In vista di una possibile modifica della legge elettorale si moltiplicano ipotesi e proposte.
Ma poche, o meglio nessuna, propone il maggioritario. Un sistema da sempre proposto la Libertates e che è applicato nella più vecchia democrazia: quella inglese.
Certo, ogni legge elettorale è una specie di quadratura del cerchio: o si privilegia la rappresentatività (al limite con un proporzionale puro) oppure la governabilità e la chiarezza.
E questi sono proprio i pregi del maggioritario: prima si scelgono i candidati attraverso primarie garantite (mezzo per permettere ai cittadini di scegliere nomi e programmi preferiti nell’ambito del proprio partito) e poi “vinca il migliore”.
Il candidato che ottiene il maggior numero di voti va in parlamento e gli altri, gli sconfitti, si preparano all’opposizione e alle prossime elezioni.
Ma il sistema maggioritario ha un altro grosso pregio alla luce del sempre maggiore distacco degli elettori dalla politica: ormai non va a votare neppure la metà dei cittadini.

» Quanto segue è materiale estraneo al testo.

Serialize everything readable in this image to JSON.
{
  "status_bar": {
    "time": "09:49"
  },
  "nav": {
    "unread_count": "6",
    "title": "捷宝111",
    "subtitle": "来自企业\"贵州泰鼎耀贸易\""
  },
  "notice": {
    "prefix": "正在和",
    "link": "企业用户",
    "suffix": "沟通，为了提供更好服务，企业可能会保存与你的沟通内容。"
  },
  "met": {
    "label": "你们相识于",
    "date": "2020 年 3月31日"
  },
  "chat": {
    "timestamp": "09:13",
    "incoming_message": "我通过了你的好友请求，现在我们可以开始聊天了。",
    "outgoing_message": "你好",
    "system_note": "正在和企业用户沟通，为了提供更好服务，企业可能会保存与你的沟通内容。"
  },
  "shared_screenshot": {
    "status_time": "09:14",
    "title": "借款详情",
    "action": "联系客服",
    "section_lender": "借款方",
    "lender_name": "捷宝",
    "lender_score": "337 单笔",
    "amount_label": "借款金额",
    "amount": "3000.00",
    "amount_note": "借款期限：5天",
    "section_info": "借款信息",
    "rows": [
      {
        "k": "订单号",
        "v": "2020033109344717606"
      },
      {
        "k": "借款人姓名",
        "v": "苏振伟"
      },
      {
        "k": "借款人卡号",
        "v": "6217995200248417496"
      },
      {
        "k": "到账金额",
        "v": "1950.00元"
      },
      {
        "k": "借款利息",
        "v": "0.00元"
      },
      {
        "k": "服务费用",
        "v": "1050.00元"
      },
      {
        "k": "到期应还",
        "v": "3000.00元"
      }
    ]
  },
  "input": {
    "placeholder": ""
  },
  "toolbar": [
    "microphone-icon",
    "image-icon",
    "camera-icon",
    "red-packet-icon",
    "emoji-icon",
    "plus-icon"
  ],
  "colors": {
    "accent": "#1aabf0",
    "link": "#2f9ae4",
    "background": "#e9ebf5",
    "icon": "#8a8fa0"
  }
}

Infatti con il sistema attuale nessuno di noi cittadini sa per quale candidato ha votato e chi lo rappresenta in parlamento. Si è sciolto il rapporto tra cittadini e deputati che rispondono solo ed esclusivamente al partito (o ancora peggio al leader) che li ha messi in lista e che li obbliga ad una obbedienza cieca, pena l’esclusione dalle prossime liste.
Nel sistema maggioritario invece il cittadino conosce il proprio rappresentante perché lo ha scelto con le primarie e lo ha votato: l’eletto deve rispondere direttamente ai cittadini su cosa ha promesso e su cosa ha mantenuto, pena la mancata elezione al prossimo giro.
Un modo semplice per riavvicinare i cittadini alla politica perché per una democrazia non c’è niente di peggio che la disaffezione e la lontananza dei cittadini dalla gestione della cosa pubblica.